Ingredients (serves 4)
Glug of Olive Oil
1 large onion
4 chicken breasts, diced
1 large bunch of coriander (fresh)
1 can on coconut milk
4 garlic cloves
2 chillies (red or green depending on your preference)
1 teaspoon of ginger paste or a grated thumb size piece of fresh ginger
Spices: salt, pepper and 1/2 tsp each of ground cumin, ginger, mixed spice, turmeric, curry powder
Curry Paste: Add to your food processor the peeled garlic cloves, trimmed chillies (with or without seeds depending on your spice tolerance!) the whole bunch of coriander torn into pieces and the fresh ginger. Blitz until all the ingredients are chopped finely. Add the dried spices, salt, pepper, juice of one lime and a splash of the coconut milk. Blitz to a paste.
For the curry….
1. Finely dice the onion and add to a wok, or large pan with a glug of olive oil. Simmer until the onions are softened.
2. Add the diced chicken and brown slightly on the outside. Do not be worried that the chicken is still raw at this stage.
3. Add your curry paste to the pan. Continue to stir the mix slowly frying the chicken and the paste. As the paste contains dried spices it needs cooking out to remove their bitterness. Allow to simmer for 5-10 minutes.
4. Add 3/4 of the remaining coconut milk to achieve a creamy consistency. Simmer for 10 minutes to thicken, season with salt and pepper to taste and finish with the juice of one lime (the lime juice allows you to alter the spice of the dish!).
5. Serve with rice and a wedge of lime. Enjoy!
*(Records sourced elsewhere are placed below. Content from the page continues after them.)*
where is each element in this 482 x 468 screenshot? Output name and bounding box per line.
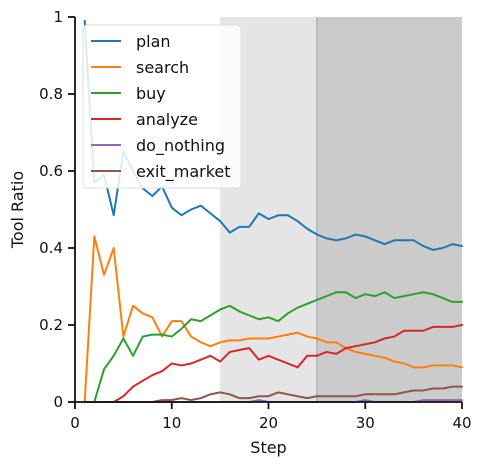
x-tick-label: 40 (452, 414, 471, 432)
shaded-regions (220, 17, 462, 402)
y-tick-label: 1 (53, 8, 63, 26)
x-tick-label: 20 (259, 414, 278, 432)
legend-label-search: search (136, 58, 189, 77)
legend: plan search buy analyze do_nothing exit_marke… (82, 24, 242, 189)
legend-box (82, 24, 242, 189)
x-tick-label: 10 (162, 414, 181, 432)
y-tick-label: 0.6 (39, 162, 63, 180)
x-axis-title: Step (250, 438, 286, 457)
x-tick-label: 30 (356, 414, 375, 432)
legend-label-exit-market: exit_market (136, 162, 231, 182)
y-axis-title: Tool Ratio (8, 171, 27, 249)
x-tick-label: 0 (70, 414, 80, 432)
series-line-analyze (83, 324, 463, 403)
series-line-search (83, 235, 463, 403)
y-tick-label: 0.2 (39, 316, 63, 334)
y-tick-label: 0 (53, 393, 63, 411)
y-axis-ticks: 0 0.2 0.4 0.6 0.8 1 (39, 8, 75, 411)
y-tick-label: 0.4 (39, 239, 63, 257)
legend-label-buy: buy (136, 84, 166, 103)
legend-label-plan: plan (136, 32, 171, 51)
series-line-buy (83, 291, 463, 403)
series-line-plan (83, 19, 463, 251)
y-tick-label: 0.8 (39, 85, 63, 103)
legend-label-do-nothing: do_nothing (136, 136, 225, 156)
legend-label-analyze: analyze (136, 110, 198, 129)
x-axis-ticks: 0 10 20 30 40 (70, 402, 472, 432)
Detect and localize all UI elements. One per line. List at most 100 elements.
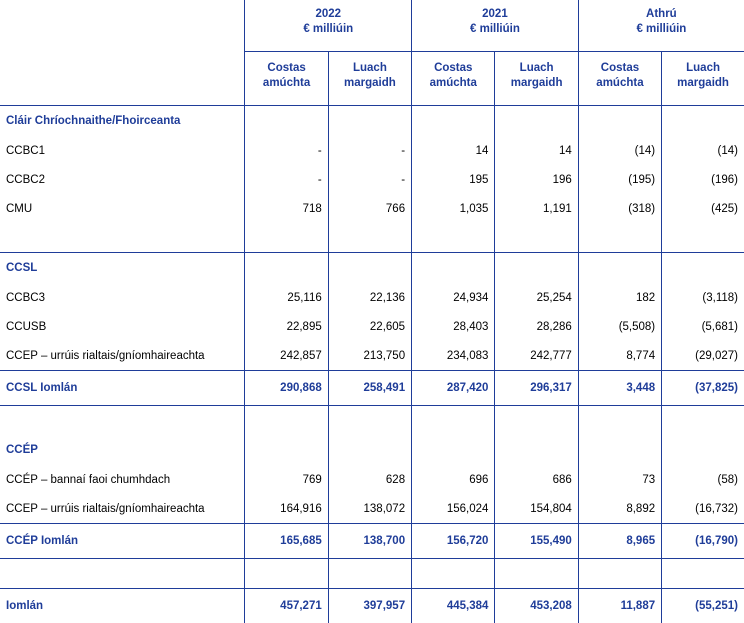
header-year-2021: 2021 € milliúin (412, 0, 579, 52)
total-value: 290,868 (245, 371, 328, 406)
cell-value: (3,118) (662, 283, 744, 312)
table-row: CCEP – urrúis rialtais/gníomhaireachta 1… (0, 494, 744, 524)
section-title-row: CCSL (0, 253, 744, 284)
spacer-row (0, 406, 744, 436)
cell-value: 242,857 (245, 341, 328, 371)
section-title-row: CCÉP (0, 435, 744, 465)
cell-value: - (328, 136, 411, 165)
cell-value: 696 (412, 465, 495, 494)
total-value: 156,720 (412, 524, 495, 559)
header-empty-cell (0, 52, 245, 106)
section-total-row: CCSL Iomlán 290,868 258,491 287,420 296,… (0, 371, 744, 406)
cell-value: (16,732) (662, 494, 744, 524)
total-value: (16,790) (662, 524, 744, 559)
cell-value: 234,083 (412, 341, 495, 371)
grand-total-row: Iomlán 457,271 397,957 445,384 453,208 1… (0, 589, 744, 623)
total-value: 155,490 (495, 524, 578, 559)
cell-value: 8,774 (578, 341, 661, 371)
header-unit: € milliúin (418, 22, 572, 37)
cell-value: 154,804 (495, 494, 578, 524)
table-row: CCEP – urrúis rialtais/gníomhaireachta 2… (0, 341, 744, 371)
row-label: CMU (0, 194, 245, 223)
cell-value: 718 (245, 194, 328, 223)
header-change: Athrú € milliúin (578, 0, 744, 52)
table-row: CCBC1 - - 14 14 (14) (14) (0, 136, 744, 165)
grand-total-value: 11,887 (578, 589, 661, 623)
cell-value: 195 (412, 165, 495, 194)
table-row: CCBC2 - - 195 196 (195) (196) (0, 165, 744, 194)
row-label: CCBC1 (0, 136, 245, 165)
grand-total-label: Iomlán (0, 589, 245, 623)
total-value: 8,965 (578, 524, 661, 559)
total-label: CCÉP Iomlán (0, 524, 245, 559)
grand-total-value: 453,208 (495, 589, 578, 623)
cell-value: 25,254 (495, 283, 578, 312)
cell-value: 22,605 (328, 312, 411, 341)
cell-value: 28,286 (495, 312, 578, 341)
cell-value: - (328, 165, 411, 194)
section-title: CCSL (0, 253, 245, 284)
cell-value: 22,895 (245, 312, 328, 341)
grand-total-value: 445,384 (412, 589, 495, 623)
cell-value: 628 (328, 465, 411, 494)
cell-value: 14 (495, 136, 578, 165)
cell-value: 213,750 (328, 341, 411, 371)
cell-value: 14 (412, 136, 495, 165)
section-title-row: Cláir Chríochnaithe/Fhoirceanta (0, 106, 744, 137)
grand-total-value: 397,957 (328, 589, 411, 623)
total-value: 296,317 (495, 371, 578, 406)
cell-value: 766 (328, 194, 411, 223)
table-row: CCÉP – bannaí faoi chumhdach 769 628 696… (0, 465, 744, 494)
cell-value: 24,934 (412, 283, 495, 312)
header-unit: € milliúin (251, 22, 405, 37)
section-title: CCÉP (0, 435, 245, 465)
grand-total-value: (55,251) (662, 589, 744, 623)
cell-value: 73 (578, 465, 661, 494)
table-row: CCBC3 25,116 22,136 24,934 25,254 182 (3… (0, 283, 744, 312)
cell-value: 28,403 (412, 312, 495, 341)
spacer-row (0, 223, 744, 253)
row-label: CCEP – urrúis rialtais/gníomhaireachta (0, 341, 245, 371)
row-label: CCBC2 (0, 165, 245, 194)
total-label: CCSL Iomlán (0, 371, 245, 406)
cell-value: 1,191 (495, 194, 578, 223)
total-value: 138,700 (328, 524, 411, 559)
header-year-2022: 2022 € milliúin (245, 0, 412, 52)
total-value: 287,420 (412, 371, 495, 406)
spacer-row (0, 559, 744, 589)
row-label: CCEP – urrúis rialtais/gníomhaireachta (0, 494, 245, 524)
row-label: CCUSB (0, 312, 245, 341)
header-empty-cell (0, 0, 245, 52)
cell-value: (318) (578, 194, 661, 223)
total-value: 258,491 (328, 371, 411, 406)
cell-value: 769 (245, 465, 328, 494)
header-row-years: 2022 € milliúin 2021 € milliúin Athrú € … (0, 0, 744, 52)
header-year: 2022 (251, 7, 405, 22)
cell-value: (14) (578, 136, 661, 165)
section-total-row: CCÉP Iomlán 165,685 138,700 156,720 155,… (0, 524, 744, 559)
section-title: Cláir Chríochnaithe/Fhoirceanta (0, 106, 245, 137)
row-label: CCBC3 (0, 283, 245, 312)
cell-value: (425) (662, 194, 744, 223)
header-year: Athrú (585, 7, 738, 22)
cell-value: 242,777 (495, 341, 578, 371)
cell-value: 25,116 (245, 283, 328, 312)
cell-value: 138,072 (328, 494, 411, 524)
cell-value: 686 (495, 465, 578, 494)
cell-value: 182 (578, 283, 661, 312)
cell-value: - (245, 165, 328, 194)
header-year: 2021 (418, 7, 572, 22)
cell-value: (58) (662, 465, 744, 494)
cell-value: (195) (578, 165, 661, 194)
cell-value: 1,035 (412, 194, 495, 223)
cell-value: - (245, 136, 328, 165)
cell-value: 156,024 (412, 494, 495, 524)
cell-value: 8,892 (578, 494, 661, 524)
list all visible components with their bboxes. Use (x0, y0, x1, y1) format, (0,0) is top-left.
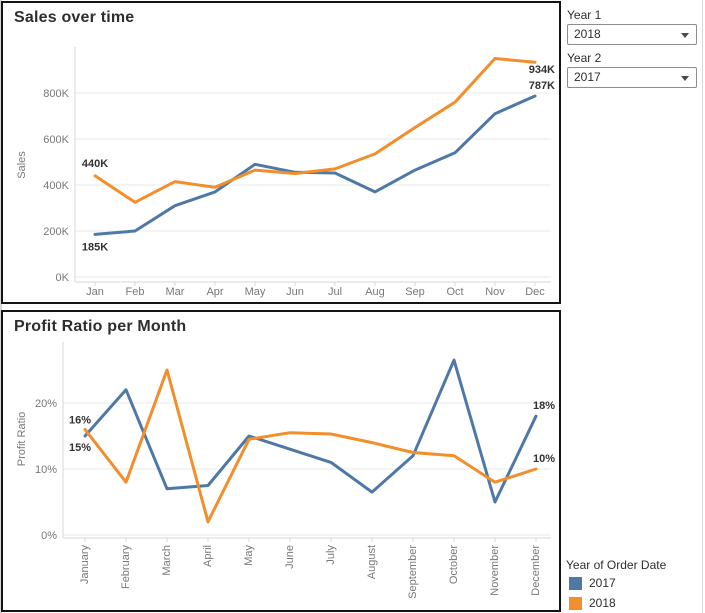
svg-text:Mar: Mar (166, 286, 185, 298)
legend-item-2017[interactable]: 2017 (569, 576, 616, 590)
year2-dropdown-value: 2017 (574, 70, 601, 84)
svg-text:934K: 934K (529, 64, 555, 76)
svg-text:Feb: Feb (126, 286, 145, 298)
chevron-down-icon (681, 76, 689, 81)
svg-text:Dec: Dec (525, 286, 545, 298)
svg-text:18%: 18% (533, 400, 555, 412)
sales-chart-panel: 0K 200K 400K 600K 800K Jan Feb Mar Apr May Jun Jul A… (1, 1, 561, 304)
window-left-edge (0, 0, 2, 613)
sales-line-chart: 0K 200K 400K 600K 800K Jan Feb Mar Apr May Jun Jul A… (16, 47, 555, 298)
svg-text:0K: 0K (56, 272, 70, 284)
year1-dropdown[interactable]: 2018 (567, 24, 697, 45)
svg-text:600K: 600K (43, 134, 69, 146)
svg-text:15%: 15% (69, 442, 91, 454)
svg-text:787K: 787K (529, 80, 555, 92)
svg-text:January: January (79, 545, 91, 585)
svg-text:May: May (245, 286, 266, 298)
year1-dropdown-value: 2018 (574, 27, 601, 41)
svg-text:December: December (530, 545, 542, 596)
legend-label-2018: 2018 (589, 596, 616, 610)
sales-chart-title: Sales over time (14, 9, 135, 26)
year2-dropdown[interactable]: 2017 (567, 67, 697, 88)
svg-text:800K: 800K (43, 88, 69, 100)
window-right-edge (702, 0, 703, 613)
svg-text:April: April (202, 545, 214, 567)
year2-filter-label: Year 2 (567, 51, 602, 65)
svg-text:Sales: Sales (16, 151, 28, 179)
svg-text:May: May (243, 545, 255, 566)
svg-text:Jul: Jul (328, 286, 342, 298)
svg-text:0%: 0% (41, 530, 57, 542)
svg-text:400K: 400K (43, 180, 69, 192)
svg-text:Profit Ratio: Profit Ratio (16, 412, 28, 466)
svg-text:16%: 16% (69, 414, 91, 426)
svg-text:440K: 440K (82, 158, 108, 170)
svg-text:June: June (284, 545, 296, 569)
svg-text:Oct: Oct (446, 286, 463, 298)
legend-label-2017: 2017 (589, 576, 616, 590)
profit-line-chart: 0% 10% 20% January February March April May June… (16, 342, 555, 599)
svg-text:10%: 10% (35, 464, 57, 476)
legend-title: Year of Order Date (566, 558, 667, 572)
legend-swatch-2017 (569, 576, 582, 590)
svg-text:Jan: Jan (86, 286, 104, 298)
svg-text:Apr: Apr (206, 286, 223, 298)
svg-text:Jun: Jun (286, 286, 304, 298)
legend-item-2018[interactable]: 2018 (569, 596, 616, 610)
svg-text:185K: 185K (82, 241, 108, 253)
svg-text:August: August (366, 545, 378, 579)
chevron-down-icon (681, 33, 689, 38)
svg-text:September: September (407, 545, 419, 599)
svg-text:Sep: Sep (405, 286, 425, 298)
svg-text:Aug: Aug (365, 286, 385, 298)
svg-text:February: February (120, 545, 132, 590)
svg-text:Nov: Nov (485, 286, 505, 298)
profit-chart-title: Profit Ratio per Month (14, 318, 187, 335)
svg-text:July: July (325, 545, 337, 565)
svg-text:November: November (489, 545, 501, 596)
year1-filter-label: Year 1 (567, 8, 602, 22)
svg-text:20%: 20% (35, 398, 57, 410)
svg-text:10%: 10% (533, 453, 555, 465)
svg-text:October: October (448, 545, 460, 584)
svg-text:200K: 200K (43, 226, 69, 238)
profit-chart-panel: 0% 10% 20% January February March April May June… (1, 310, 561, 612)
svg-text:March: March (161, 545, 173, 576)
legend-swatch-2018 (569, 596, 582, 610)
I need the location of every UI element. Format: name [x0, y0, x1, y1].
This recipe is very, very simple but as I made it for my dinner the other night I decided to take a few photos just to show how simple it is! I can only apologise by the way for the poor quality of my photos! I’m not a photographer, I just try my best! I’m not going to list exact quantities for this recipe because I think people don’t experiment if they follow the recipe hehe!
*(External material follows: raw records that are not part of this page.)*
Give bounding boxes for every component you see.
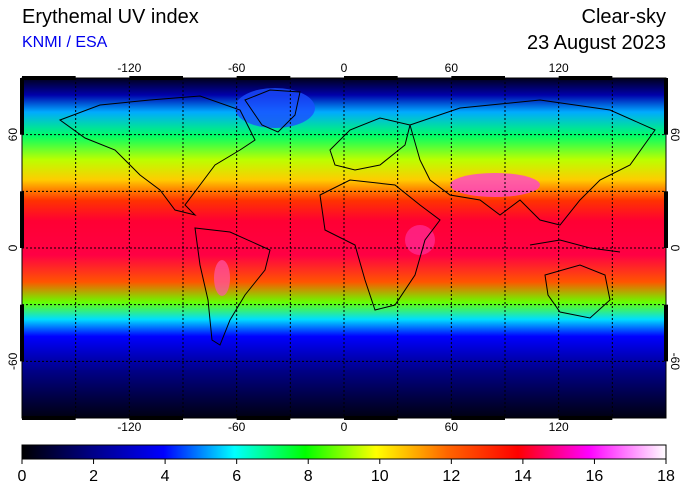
lon-tick-label-top: -60 — [228, 61, 246, 75]
lat-tick-label-right: 0 — [668, 245, 682, 252]
lon-tick-label-top: 120 — [549, 61, 569, 75]
lat-tick-label-right: 60 — [668, 128, 682, 142]
colorbar-tick-label: 10 — [371, 468, 389, 485]
lon-tick-label-top: 60 — [445, 61, 459, 75]
coast-asia — [409, 99, 656, 226]
lon-labels-top: -120 -60 0 60 120 — [117, 61, 569, 75]
greenland-low-uv — [235, 88, 315, 128]
coast-south-america — [194, 227, 271, 346]
coast-europe — [329, 117, 411, 171]
source-label: KNMI / ESA — [22, 34, 108, 51]
colorbar-tick-label: 12 — [442, 468, 460, 485]
colorbar-tick-label: 2 — [89, 468, 98, 485]
lat-labels-left: 60 0 -60 — [6, 128, 20, 370]
colorbar-tick-label: 16 — [586, 468, 604, 485]
east-africa-high-uv — [405, 225, 435, 255]
colorbar-ticks: 0 2 4 6 8 10 12 14 16 18 — [18, 459, 675, 485]
coast-greenland — [244, 89, 301, 133]
lat-tick-label-left: 0 — [6, 244, 20, 251]
frame-scale-bars — [20, 76, 668, 420]
colorbar-tick-label: 0 — [18, 468, 27, 485]
lat-labels-right: 60 0 -60 — [668, 128, 682, 370]
coast-australia — [544, 264, 611, 319]
date-label: 23 August 2023 — [526, 32, 666, 54]
sky-mode-label: Clear-sky — [581, 6, 666, 28]
map-title: Erythemal UV index — [22, 6, 199, 28]
coast-africa — [319, 179, 441, 311]
andes-high-uv — [214, 260, 230, 296]
coastlines — [58, 89, 656, 346]
lon-tick-label-top: 0 — [341, 61, 348, 75]
tibet-high-uv — [450, 173, 540, 197]
lon-tick-label-bottom: 120 — [549, 420, 569, 434]
lon-tick-label-bottom: -60 — [228, 420, 246, 434]
colorbar-tick-label: 6 — [232, 468, 241, 485]
colorbar-tick-label: 14 — [514, 468, 532, 485]
lat-tick-label-left: -60 — [6, 352, 20, 370]
lon-tick-label-bottom: 0 — [341, 420, 348, 434]
colorbar — [21, 444, 667, 460]
lon-tick-label-top: -120 — [117, 61, 141, 75]
lon-tick-label-bottom: 60 — [445, 420, 459, 434]
colorbar-tick-label: 8 — [304, 468, 313, 485]
coast-indonesia — [529, 239, 621, 253]
lon-labels-bottom: -120 -60 0 60 120 — [117, 420, 569, 434]
lat-tick-label-left: 60 — [6, 128, 20, 142]
coast-north-america — [58, 95, 256, 216]
colorbar-tick-label: 4 — [161, 468, 170, 485]
lon-tick-label-bottom: -120 — [117, 420, 141, 434]
lat-tick-label-right: -60 — [668, 353, 682, 371]
colorbar-tick-label: 18 — [657, 468, 675, 485]
graticule — [22, 78, 666, 418]
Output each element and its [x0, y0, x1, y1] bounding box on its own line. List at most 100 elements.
Right to start heat a glug of oil in a pan. Add to it one finely chopped onion. A few garlic cloves, crushed or chopped (I’d use 4 cloves for 3 people). Also a small piece of chopped ginger or a teaspoon of ‘easy’ ginger from a jar. Fry these off, onions first as they take longer to cook. Add to the pan about a flattened teaspoon of each of the spices shown below (the end jar is turmeric by the way!). This is the time to chose your spice level so add a touch more chilli powder if you like it hot! You could also replace coriander leaf with ground coriander if you prefer. Fry the spices off and add diced chicken (or prawns also work well!). When the chicken is browned add a good squeeze of tomato puree (about 2 teaspoons.) Pour in about a mug of chicken stock followed by about 2 tablespoons (tablespoons!) of ground almonds and simmer for about ten minutes. Now is the time to add your canned chickpeas, I also added spinach at this point and seasoned with salt and pepper. Then at the end add a swirl of cream (or milk if you like it to be lower fat). This gives a creamy texture. Let the mixture thicken for a few minutes and finish with a handful of flaked almonds! Voila!